Being a rare complication, high index of suspicion during clinical examination and the imaging modalities like an ultrasonography, magnetic resonance imaging and computed tomography can aid the diagnosis.6 Ultrasonography is the commonly used imaging technique in these patients, because of its easy availability and good sensitivity.7 On ultrasonography, the uterine incision site will show full‑thickness hypoechoic area with fluid in the uterine incision line. This is typical of uterine dehiscence. In addition, pelvis collection/ localised hematoma along the uterine incision line can be visualized during USG.1, 8
Management of these patients can be either conservative or surgical depending on the hemodynamic status and severity of infection. The haemodynamically stable patient without active bleeding, conservative management with broad spectrum antibiotics for uterine dehiscence can be considered.1 The patient who is hemodynamically unstable or significant infection with signs of sepsis, exploratory laparotomy should be considered.
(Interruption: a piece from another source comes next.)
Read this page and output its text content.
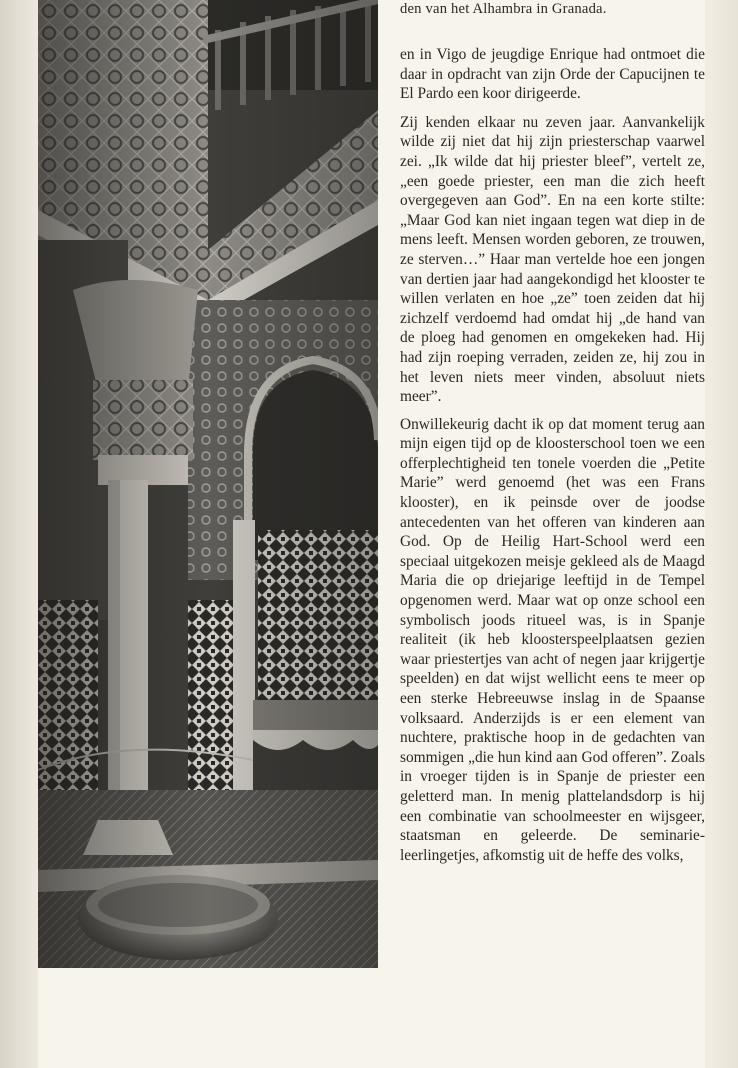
den van het Alhambra in Granada.

en in Vigo de jeugdige Enrique had ontmoet die daar in opdracht van zijn Orde der Capucijnen te El Pardo een koor dirigeerde.

Zij kenden elkaar nu zeven jaar. Aanvankelijk wilde zij niet dat hij zijn priesterschap vaarwel zei. „Ik wilde dat hij priester bleef”, vertelt ze, „een goede priester, een man die zich heeft overgegeven aan God”. En na een korte stilte: „Maar God kan niet ingaan tegen wat diep in de mens leeft. Mensen worden geboren, ze trouwen, ze sterven…” Haar man vertelde hoe een jongen van dertien jaar had aangekondigd het klooster te willen verlaten en hoe „ze” toen zeiden dat hij zichzelf verdoemd had omdat hij „de hand van de ploeg had genomen en omgekeken had. Hij had zijn roeping verraden, zeiden ze, hij zou in het leven niets meer vinden, absoluut niets meer”.

Onwillekeurig dacht ik op dat moment terug aan mijn eigen tijd op de kloosterschool toen we een offerplechtigheid ten tonele voerden die „Petite Marie” werd genoemd (het was een Frans klooster), en ik peinsde over de joodse antecedenten van het offeren van kinderen aan God. Op de Heilig Hart-School werd een speciaal uitgekozen meisje gekleed als de Maagd Maria die op driejarige leeftijd in de Tempel opgenomen werd. Maar wat op onze school een symbolisch joods ritueel was, is in Spanje realiteit (ik heb kloosterspeelplaatsen gezien waar priestertjes van acht of negen jaar krijgertje speelden) en dat wijst wellicht eens te meer op een sterke Hebreeuwse inslag in de Spaanse volksaard. Anderzijds is er een element van nuchtere, praktische hoop in de gedachten van sommigen „die hun kind aan God offeren”. Zoals in vroeger tijden is in Spanje de priester een geletterd man. In menig plattelandsdorp is hij een combinatie van schoolmeester en wijsgeer, staatsman en geleerde. De seminarie-leerlingetjes, afkomstig uit de heffe des volks,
If margins of dehiscence are regular, re-suturing of margin can be attempted. In our case, because of necrotic irregular margin with significant infection, hysterectomy was a preferable option. In these patients with uterine rupture, elective LSCS should be consider in future pregnancies as uterine wound healing is poor in them leading to high chances of recurrence.
Conclusion
Postpartum uterine scar dehiscence is rare but life-threatening complication. High index of suspicion and prompt diagnosis can be aided by imaging modalities like ultrasonography. The morbidity and mortality associated with postpartum uterine scar dehiscence can be prevented with accurate diagnosis and timely management.